COMPARATIVE STUDY
JOURNAL ARTICLE

Exercise training attenuates acute doxorubicin-induced cardiac dysfunction

Adam J Chicco, Carole M Schneider, Reid Hayward
Journal of Cardiovascular Pharmacology 2006, 47 (2): 182-9
16495754
The use of doxorubicin, a highly effective antitumor antibiotic, is limited by a dose-dependent cardiotoxicity. The purpose of this study was to determine whether chronic exercise training (ET) prior to doxorubicin treatment would preserve cardiac function and reduce myocardial oxidative stress following treatment. Rats were exercise trained on a motorized treadmill or confined to sedentary cage activity for 12 weeks, then administered an intraperitoneal injection of doxorubicin (15 mg/kg) or 0.9% saline. Five days following the injections, hearts were isolated and Langendorf perfused to assess cardiac function and then processed for biochemical analyses. Doxorubicin treatment induced significant inotropic, lusitropic, and chronotropic cardiac dysfunction, reduced coronary flow, and increased cardiac lipid peroxidation in the sedentary animals. Doxorubicin treatment was also associated with a decrease in cardiac manganese superoxide dismutase protein expression and an increase in heat shock protein-72 (Hsp72) compared with saline-treated animals.
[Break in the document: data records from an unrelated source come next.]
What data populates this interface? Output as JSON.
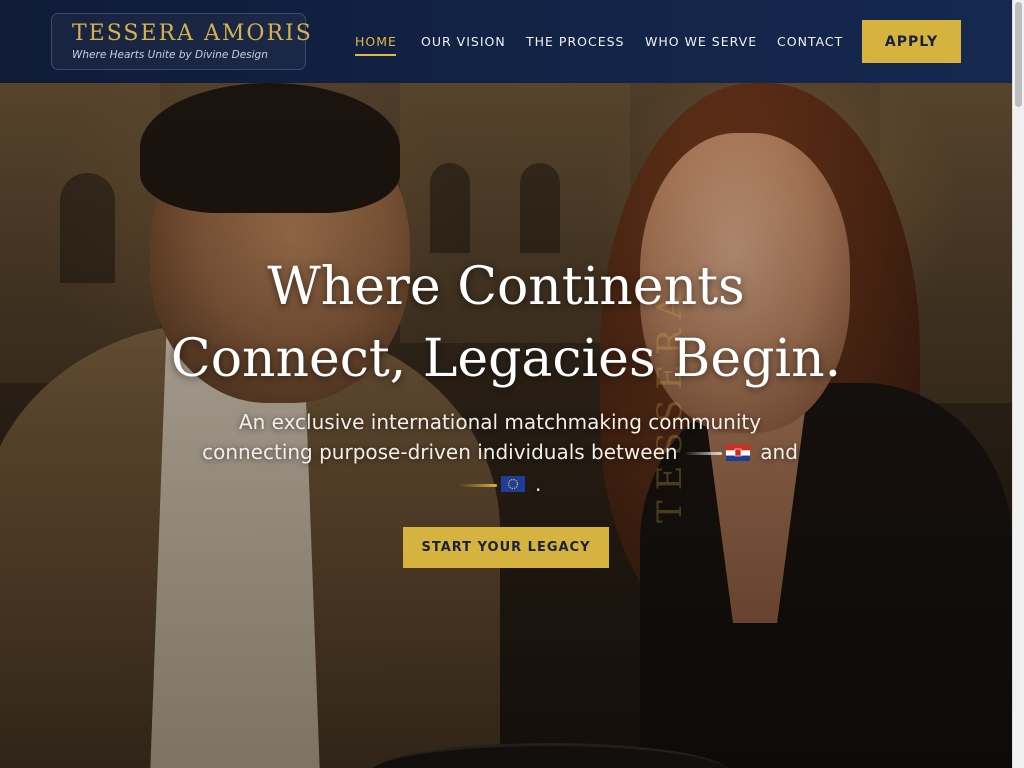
{
  "brand": {
    "name": "TESSERA AMORIS",
    "tagline": "Where Hearts Unite by Divine Design",
    "watermark": "TESSERA"
  },
  "nav": {
    "items": [
      {
        "label": "HOME",
        "active": true
      },
      {
        "label": "OUR VISION",
        "active": false
      },
      {
        "label": "THE PROCESS",
        "active": false
      },
      {
        "label": "WHO WE SERVE",
        "active": false
      },
      {
        "label": "CONTACT",
        "active": false
      }
    ],
    "apply_label": "APPLY"
  },
  "hero": {
    "title_line1": "Where Continents",
    "title_line2": "Connect, Legacies Begin.",
    "subtitle_part1": "An exclusive international matchmaking community connecting purpose-driven individuals between",
    "subtitle_and": "and",
    "subtitle_end": ".",
    "flag1_icon": "croatia-flag-icon",
    "flag2_icon": "eu-flag-icon",
    "cta_label": "START YOUR LEGACY"
  },
  "colors": {
    "header_bg": "#132448",
    "gold_accent": "#d6b23f",
    "nav_active": "#e0b94a",
    "hero_text": "#ffffff"
  }
}
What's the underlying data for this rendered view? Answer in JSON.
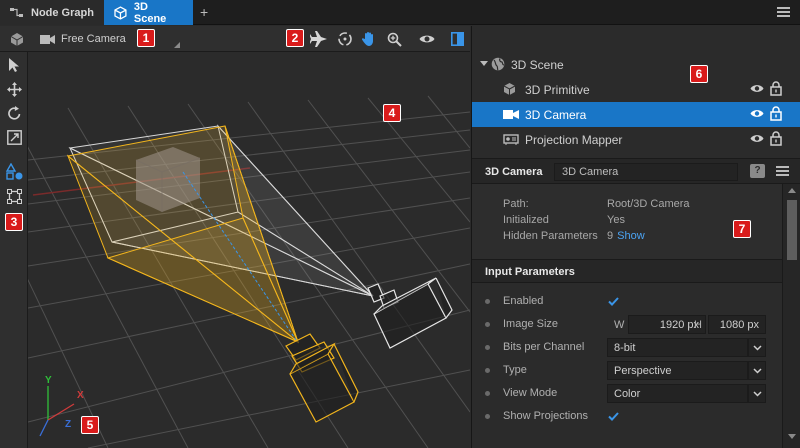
{
  "tabs": [
    {
      "label": "Node Graph",
      "icon": "node-graph-icon",
      "active": false
    },
    {
      "label": "3D Scene",
      "icon": "cube-icon",
      "active": true
    }
  ],
  "new_tab_label": "+",
  "viewport_toolbar": {
    "camera_select": "Free Camera",
    "icons": [
      "fly-icon",
      "orbit-icon",
      "pan-hand-icon",
      "zoom-icon",
      "visibility-icon",
      "panel-toggle-icon"
    ]
  },
  "left_tools": [
    "select-arrow-icon",
    "move-icon",
    "rotate-icon",
    "scale-icon",
    "shapes-icon",
    "bounding-box-icon"
  ],
  "badges": [
    "1",
    "2",
    "3",
    "4",
    "5",
    "6",
    "7"
  ],
  "axis_labels": {
    "x": "X",
    "y": "Y",
    "z": "Z"
  },
  "scene_tree": {
    "root": "3D Scene",
    "items": [
      {
        "label": "3D Primitive",
        "icon": "primitive-cube-icon",
        "selected": false
      },
      {
        "label": "3D Camera",
        "icon": "camera-icon",
        "selected": true
      },
      {
        "label": "Projection Mapper",
        "icon": "projector-icon",
        "selected": false
      }
    ]
  },
  "properties": {
    "title": "3D Camera",
    "name_value": "3D Camera",
    "help": "?",
    "info": {
      "path_label": "Path:",
      "path_value": "Root/3D Camera",
      "initialized_label": "Initialized",
      "initialized_value": "Yes",
      "hidden_label": "Hidden Parameters",
      "hidden_value": "9",
      "hidden_link": "Show"
    },
    "section_title": "Input Parameters",
    "params": {
      "enabled_label": "Enabled",
      "enabled_checked": true,
      "image_size_label": "Image Size",
      "w_label": "W",
      "w_value": "1920 px",
      "h_label": "H",
      "h_value": "1080 px",
      "bits_label": "Bits per Channel",
      "bits_value": "8-bit",
      "type_label": "Type",
      "type_value": "Perspective",
      "view_mode_label": "View Mode",
      "view_mode_value": "Color",
      "show_proj_label": "Show Projections",
      "show_proj_checked": true
    }
  },
  "colors": {
    "accent": "#1976c7",
    "badge": "#d91b1b",
    "frustum": "#f2b51d",
    "link": "#4ba3f2"
  }
}
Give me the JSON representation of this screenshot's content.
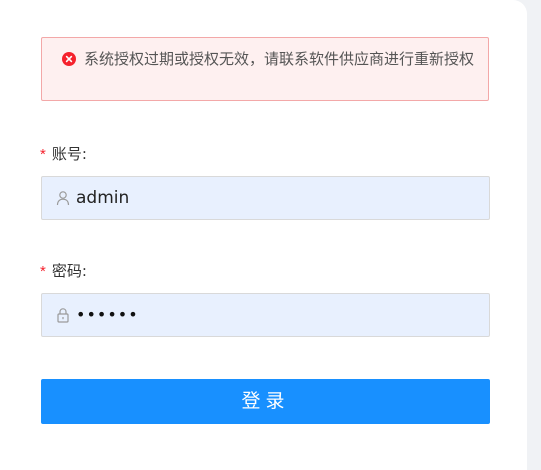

Exercise training attenuated doxorubicin-induced cardiac dysfunction, and lipid peroxidation, and led to a greater cardiac expression of Hsp72 compared with the sedentary animals. The results of this study demonstrate for the first time that chronic exercise training before doxorubicin treatment protects against cardiac dysfunction following treatment, and provide evidence for a sustained increase in myocardial Hsp72 following exercise training and doxorubicin treatment in vivo.